Practical Legal Constraints for Cross-Border Investors
For investors, navigating USMCA protections requires early planning and sound legal preparation:
- Contract eligibility: To qualify under Annex 14‑E, the investment must be tied to a government contract in a covered sector.
- Timing: Claims must meet strict deadlines—four years for general claims, three for covered contracts—and, in many cases, require investors to litigate in domestic courts for 30 months before initiating arbitration.
- Jurisdiction: Canadian investors must rely on treaties like the CPTPP, while U.S. and Mexican investors should align their transactions to preserve treaty protections from the outset.
- Procedure vs. protection: Procedural hurdles—especially the 30-month rule—can undercut substantive rights, particularly in jurisdictions where courts are slow or politicized.
Legal and Policy Debate Around ISDS Reform
The USMCA’s streamlined ISDS framework shifts the balance toward state control—narrowing investor claims and broadening regulatory discretion. Protective carve-outs for health, safety, and environmental measures, along with stricter expropriation standards, mark a clear pivot from expansive investor rights to stronger public oversight.
Critics argue that procedural hurdles—especially the 30-month domestic litigation rule—can render treaty protections hollow. In jurisdictions plagued by delays or judicial bias, investors may be compelled to pursue remedies that offer no meaningful relief.
Conclusion: A Narrower Framework for Foreign Investment Protection
Chapter 14 of the USMCA marks a clear departure from NAFTA’s broad investor protections. What remains is a narrower, more conditional regime—particularly between the U.S. and Mexico. While key sectors still benefit from ISDS, investors must now navigate stricter procedural hurdles and structure deals with greater legal foresight. For cross-border capital, the era of automatic protections is over. Success under the USMCA starts with structuring investments on solid legal ground.
Frequently Asked Questions (FAQs)
1. What is Chapter 14 of the USMCA and how does it differ from NAFTA Chapter 11?

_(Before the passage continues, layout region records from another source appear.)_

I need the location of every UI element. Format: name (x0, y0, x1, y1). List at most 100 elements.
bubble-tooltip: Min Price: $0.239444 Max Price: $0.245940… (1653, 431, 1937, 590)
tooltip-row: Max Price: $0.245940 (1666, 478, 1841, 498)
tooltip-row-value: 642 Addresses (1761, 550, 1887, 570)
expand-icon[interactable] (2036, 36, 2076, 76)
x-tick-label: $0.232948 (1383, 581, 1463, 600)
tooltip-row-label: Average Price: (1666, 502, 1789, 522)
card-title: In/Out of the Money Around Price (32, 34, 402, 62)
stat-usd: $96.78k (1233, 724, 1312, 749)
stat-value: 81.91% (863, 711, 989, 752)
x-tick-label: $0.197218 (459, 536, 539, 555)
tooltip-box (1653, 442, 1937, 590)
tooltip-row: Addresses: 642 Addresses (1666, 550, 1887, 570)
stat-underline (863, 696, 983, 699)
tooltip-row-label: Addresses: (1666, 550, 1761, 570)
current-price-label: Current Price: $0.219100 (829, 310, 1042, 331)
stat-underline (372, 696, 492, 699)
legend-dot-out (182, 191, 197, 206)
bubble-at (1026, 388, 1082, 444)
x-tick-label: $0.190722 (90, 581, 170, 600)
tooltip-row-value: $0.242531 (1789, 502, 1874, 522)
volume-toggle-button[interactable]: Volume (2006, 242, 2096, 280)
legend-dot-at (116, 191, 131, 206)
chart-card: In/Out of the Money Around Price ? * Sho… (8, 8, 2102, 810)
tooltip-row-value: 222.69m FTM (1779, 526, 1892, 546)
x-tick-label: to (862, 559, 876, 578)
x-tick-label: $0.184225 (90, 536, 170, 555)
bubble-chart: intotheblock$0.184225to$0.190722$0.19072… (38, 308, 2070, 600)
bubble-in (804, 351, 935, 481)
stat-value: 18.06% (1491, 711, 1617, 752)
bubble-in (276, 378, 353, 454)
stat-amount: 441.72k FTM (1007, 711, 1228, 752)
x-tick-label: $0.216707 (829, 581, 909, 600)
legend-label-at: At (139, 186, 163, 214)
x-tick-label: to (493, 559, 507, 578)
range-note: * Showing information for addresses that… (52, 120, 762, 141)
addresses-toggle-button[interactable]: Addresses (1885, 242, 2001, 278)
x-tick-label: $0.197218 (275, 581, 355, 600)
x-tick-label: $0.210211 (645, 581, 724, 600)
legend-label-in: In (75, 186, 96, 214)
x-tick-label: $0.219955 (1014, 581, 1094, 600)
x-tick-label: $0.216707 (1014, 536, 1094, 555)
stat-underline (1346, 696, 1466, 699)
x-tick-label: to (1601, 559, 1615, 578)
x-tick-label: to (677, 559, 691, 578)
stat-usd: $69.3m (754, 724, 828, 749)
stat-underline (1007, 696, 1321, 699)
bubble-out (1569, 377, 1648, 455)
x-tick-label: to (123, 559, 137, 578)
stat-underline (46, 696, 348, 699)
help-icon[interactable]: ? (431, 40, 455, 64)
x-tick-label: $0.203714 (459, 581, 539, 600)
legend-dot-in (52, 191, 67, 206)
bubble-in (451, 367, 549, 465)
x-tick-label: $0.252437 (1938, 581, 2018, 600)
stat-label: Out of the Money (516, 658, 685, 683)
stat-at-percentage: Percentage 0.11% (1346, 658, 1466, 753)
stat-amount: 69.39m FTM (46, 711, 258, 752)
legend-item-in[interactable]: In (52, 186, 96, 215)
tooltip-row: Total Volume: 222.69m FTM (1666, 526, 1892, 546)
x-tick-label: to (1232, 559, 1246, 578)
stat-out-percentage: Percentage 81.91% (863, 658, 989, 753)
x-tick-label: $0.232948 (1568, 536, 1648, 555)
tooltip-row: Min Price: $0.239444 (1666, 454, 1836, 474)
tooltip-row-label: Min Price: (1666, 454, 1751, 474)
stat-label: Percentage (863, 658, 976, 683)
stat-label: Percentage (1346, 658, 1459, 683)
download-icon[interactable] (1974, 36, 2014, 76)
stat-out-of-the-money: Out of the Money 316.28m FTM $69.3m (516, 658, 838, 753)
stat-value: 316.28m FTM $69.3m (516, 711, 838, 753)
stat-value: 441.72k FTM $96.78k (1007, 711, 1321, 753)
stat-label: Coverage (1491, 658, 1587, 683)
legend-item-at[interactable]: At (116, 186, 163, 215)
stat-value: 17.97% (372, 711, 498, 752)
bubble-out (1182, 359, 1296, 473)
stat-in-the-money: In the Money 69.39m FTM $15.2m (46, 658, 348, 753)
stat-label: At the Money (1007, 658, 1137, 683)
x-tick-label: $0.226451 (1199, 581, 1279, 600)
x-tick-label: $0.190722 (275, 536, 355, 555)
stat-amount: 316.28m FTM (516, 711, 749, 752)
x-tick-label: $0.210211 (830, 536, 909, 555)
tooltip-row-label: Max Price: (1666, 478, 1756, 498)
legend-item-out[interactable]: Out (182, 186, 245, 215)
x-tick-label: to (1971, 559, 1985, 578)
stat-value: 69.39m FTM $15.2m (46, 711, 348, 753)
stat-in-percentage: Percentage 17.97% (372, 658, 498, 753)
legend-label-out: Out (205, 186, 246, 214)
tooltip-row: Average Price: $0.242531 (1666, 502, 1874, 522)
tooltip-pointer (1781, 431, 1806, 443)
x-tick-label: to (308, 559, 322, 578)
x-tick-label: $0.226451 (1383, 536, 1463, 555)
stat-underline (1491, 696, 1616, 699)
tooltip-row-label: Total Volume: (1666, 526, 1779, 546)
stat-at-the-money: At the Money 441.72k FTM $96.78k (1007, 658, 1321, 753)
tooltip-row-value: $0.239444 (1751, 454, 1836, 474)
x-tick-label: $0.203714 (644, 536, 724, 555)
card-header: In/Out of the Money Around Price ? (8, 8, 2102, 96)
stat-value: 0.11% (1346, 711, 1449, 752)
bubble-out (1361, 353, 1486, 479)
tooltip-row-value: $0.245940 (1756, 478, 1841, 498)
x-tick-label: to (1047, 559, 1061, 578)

Chapter 14 of the USMCA narrows investor-state dispute settlement (ISDS) rights compared to NAFTA’s Chapter 11. It limits ISDS access to U.S.–Mexico disputes only, excludes Canada, and introduces stricter procedural requirements.
2. Can Canadian investors still file investment claims under the USMCA?
No. Canada opted out of USMCA’s ISDS system. Canadian investors must now use alternative agreements like the CPTPP to pursue investment arbitration.
3. What types of investments are covered under USMCA’s Annex 14‑E?
Annex 14‑E protects investments made under qualifying government contracts in five sectors: oil and gas, public electricity supply, telecommunications, transportation, and infrastructure management.
4. What is the 30-month litigation requirement under the USMCA?
For most claims under Annex 14‑D, investors must first pursue remedies in domestic courts for at least 30 months or secure a final judgment before initiating arbitration.
5. Are there any exceptions to the 30-month domestic litigation rule?
Yes. Claims under Annex 14‑E involving covered government contracts are exempt from the 30-month domestic litigation prerequisite.
6. What does “direct expropriation” mean in the context of the USMCA?
Direct expropriation occurs when a government seizes an investor’s property outright. The USMCA requires that such actions be compensated promptly and fairly, in accordance with international law.
7. What are performance requirements, and how are they treated under the USMCA?
Performance requirements are conditions placed on foreign investors—like using local inputs or exporting a fixed share of production. The USMCA generally prohibits these, but Annexes I and II allow carve-outs where countries choose to retain them.
8. How can investors protect their rights under the USMCA framework?
Foreign investors should ensure their projects are tied to eligible government contracts (where applicable), structure deals with legal foresight, and carefully monitor procedural deadlines to preserve arbitration rights.